Described in BMJ Case Reports, a 35-year-old man in the U.S. visited a hospital in New York twice in one month with bouts of hiccups that wouldn’t go away. He was offered an antipsychotic drug called chlorpromazine, which is also commonly used to relieve persistent hiccups, but unfortunately it didn’t work. Upon return the following month, he presented with hiccups that had lasted for five days straight, alongside vomiting.
He told his doctors he’d also been suffering from tingling sensations, or paraesthesias, along his left side, which had previously been attributed to a slipped disc. Upon physical examination, his team spotted several tell-tale signs that something was likely going on with his nervous system.
He was given a simple test to look for weakness in his upper motor, or movement, neurons, which asks patients to hold their arms out in front of them, palms up, with their eyes shut. If one falls, it indicates a problem. In this case, his left side began to drift. He also had numbness in his left side and couldn’t walk properly due to balance problems.
A subsequent CT scan then revealed something much more sinister than an annoying case of hiccups: a mass of tissue with an associated cystic structure that extended from the fourth ventricle of his brain, near the cerebellum, all the way down to the seventh cervical vertebra in his neck.
The man was then sent into the operating theater pronto, in which surgeons removed a “grossly orange” tumor located at his second cervical vertebra, and the large cyst which was going throughout the majority of his cervical spine.

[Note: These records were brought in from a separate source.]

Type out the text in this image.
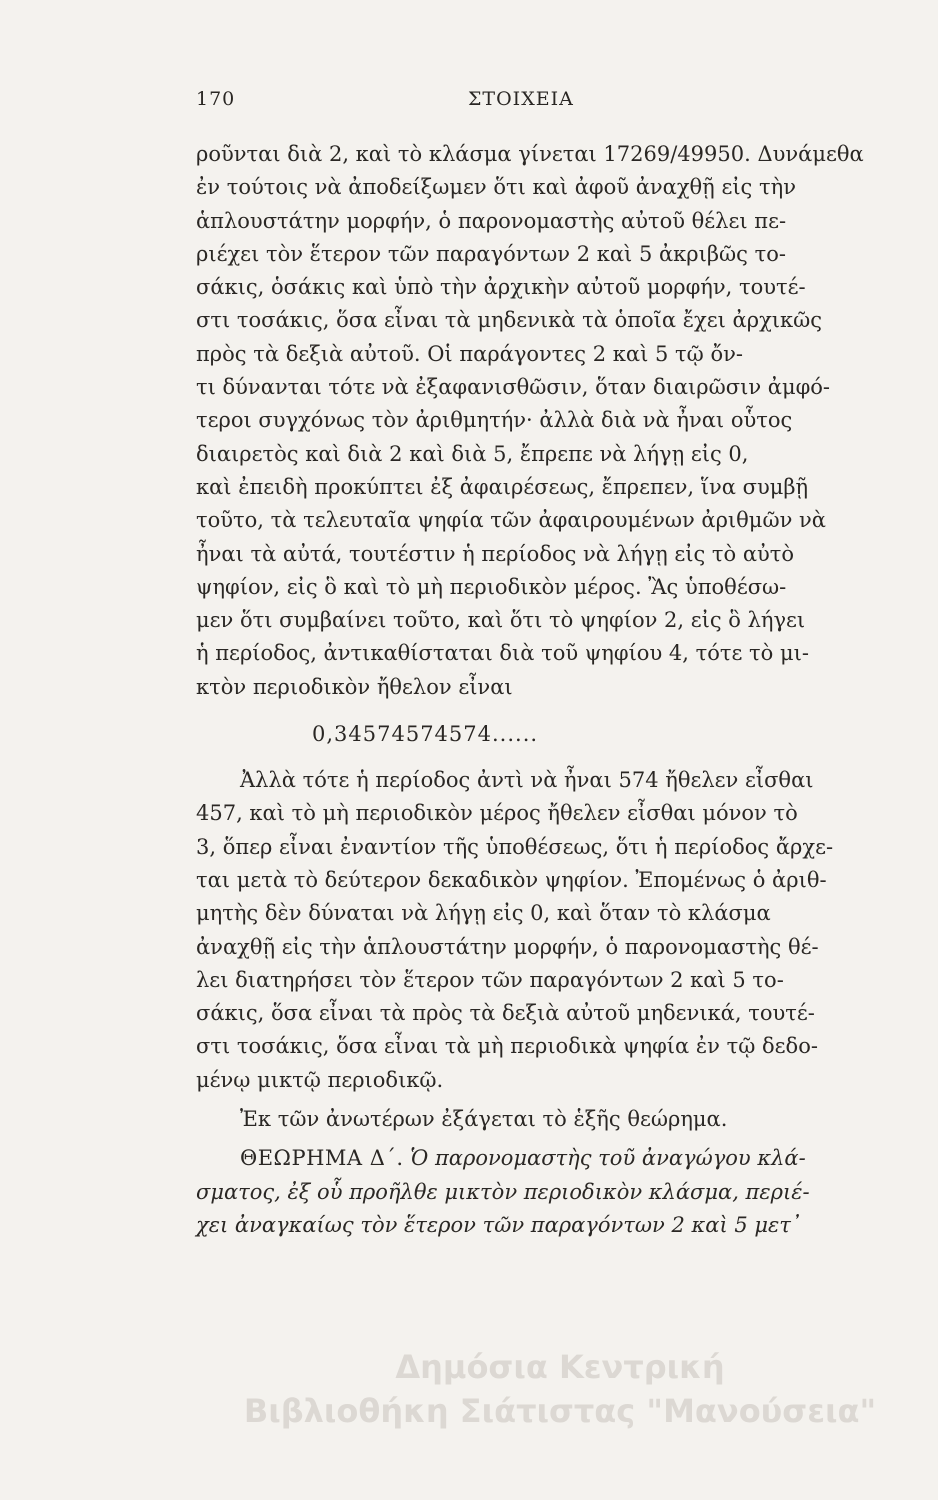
170	ΣΤΟΙΧΕΙΑ
ροῦνται διὰ 2, καὶ τὸ κλάσμα γίνεται 17269/49950. Δυνάμεθα
ἐν τούτοις νὰ ἀποδείξωμεν ὅτι καὶ ἀφοῦ ἀναχθῇ εἰς τὴν
ἁπλουστάτην μορφήν, ὁ παρονομαστὴς αὐτοῦ θέλει πε-
ριέχει τὸν ἕτερον τῶν παραγόντων 2 καὶ 5 ἀκριβῶς το-
σάκις, ὁσάκις καὶ ὑπὸ τὴν ἀρχικὴν αὐτοῦ μορφήν, τουτέ-
στι τοσάκις, ὅσα εἶναι τὰ μηδενικὰ τὰ ὁποῖα ἔχει ἀρχικῶς
πρὸς τὰ δεξιὰ αὐτοῦ. Οἱ παράγοντες 2 καὶ 5 τῷ ὄν-
τι δύνανται τότε νὰ ἐξαφανισθῶσιν, ὅταν διαιρῶσιν ἀμφό-
τεροι συγχόνως τὸν ἀριθμητήν· ἀλλὰ διὰ νὰ ἦναι οὗτος
διαιρετὸς καὶ διὰ 2 καὶ διὰ 5, ἔπρεπε νὰ λήγῃ εἰς 0,
καὶ ἐπειδὴ προκύπτει ἐξ ἀφαιρέσεως, ἔπρεπεν, ἵνα συμβῇ
τοῦτο, τὰ τελευταῖα ψηφία τῶν ἀφαιρουμένων ἀριθμῶν νὰ
ἦναι τὰ αὐτά, τουτέστιν ἡ περίοδος νὰ λήγῃ εἰς τὸ αὐτὸ
ψηφίον, εἰς ὃ καὶ τὸ μὴ περιοδικὸν μέρος. Ἂς ὑποθέσω-
μεν ὅτι συμβαίνει τοῦτο, καὶ ὅτι τὸ ψηφίον 2, εἰς ὃ λήγει
ἡ περίοδος, ἀντικαθίσταται διὰ τοῦ ψηφίου 4, τότε τὸ μι-
κτὸν περιοδικὸν ἤθελον εἶναι
0,34574574574......
Ἀλλὰ τότε ἡ περίοδος ἀντὶ νὰ ἦναι 574 ἤθελεν εἶσθαι
457, καὶ τὸ μὴ περιοδικὸν μέρος ἤθελεν εἶσθαι μόνον τὸ
3, ὅπερ εἶναι ἐναντίον τῆς ὑποθέσεως, ὅτι ἡ περίοδος ἄρχε-
ται μετὰ τὸ δεύτερον δεκαδικὸν ψηφίον. Ἐπομένως ὁ ἀριθ-
μητὴς δὲν δύναται νὰ λήγῃ εἰς 0, καὶ ὅταν τὸ κλάσμα
ἀναχθῇ εἰς τὴν ἁπλουστάτην μορφήν, ὁ παρονομαστὴς θέ-
λει διατηρήσει τὸν ἕτερον τῶν παραγόντων 2 καὶ 5 το-
σάκις, ὅσα εἶναι τὰ πρὸς τὰ δεξιὰ αὐτοῦ μηδενικά, τουτέ-
στι τοσάκις, ὅσα εἶναι τὰ μὴ περιοδικὰ ψηφία ἐν τῷ δεδο-
μένῳ μικτῷ περιοδικῷ.
Ἐκ τῶν ἀνωτέρων ἐξάγεται τὸ ἑξῆς θεώρημα.
ΘΕΩΡΗΜΑ Δ΄. Ὁ παρονομαστὴς τοῦ ἀναγώγου κλά-
σματος, ἐξ οὗ προῆλθε μικτὸν περιοδικὸν κλάσμα, περιέ-
χει ἀναγκαίως τὸν ἕτερον τῶν παραγόντων 2 καὶ 5 μετ᾿
Δημόσια Κεντρική
Βιβλιοθήκη Σιάτιστας "Μανούσεια"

Lab tests showed that the mass was a haemangioblastoma, a rare, slow-growing tumor that originates in the blood vessels of the brain and spinal cord.
The man was released four days later and, three months on, there was no recurrence, not of the tumor nor his persistent hiccups.
While hiccups can be attributed to a range of causes, in this case the authors note that it was due to the tumor stimulating or irritating the nerves that make up the so-called “hiccup reflex arc.”
"The tumor was pressing on the roots of the nerves in the cerivical spine," lead author Dr. Mark Goldin told IFLScience. "The same nerve roots that eventually coalesce into the nerves that go to the diaphragm and trigger hiccups.
"This particular type of tumor is most often benign," he added, "but the problem it causes is simply because of its size – what is called the mass effect. It's a mass compressing things. Physically cutting it out will get tid of the problem."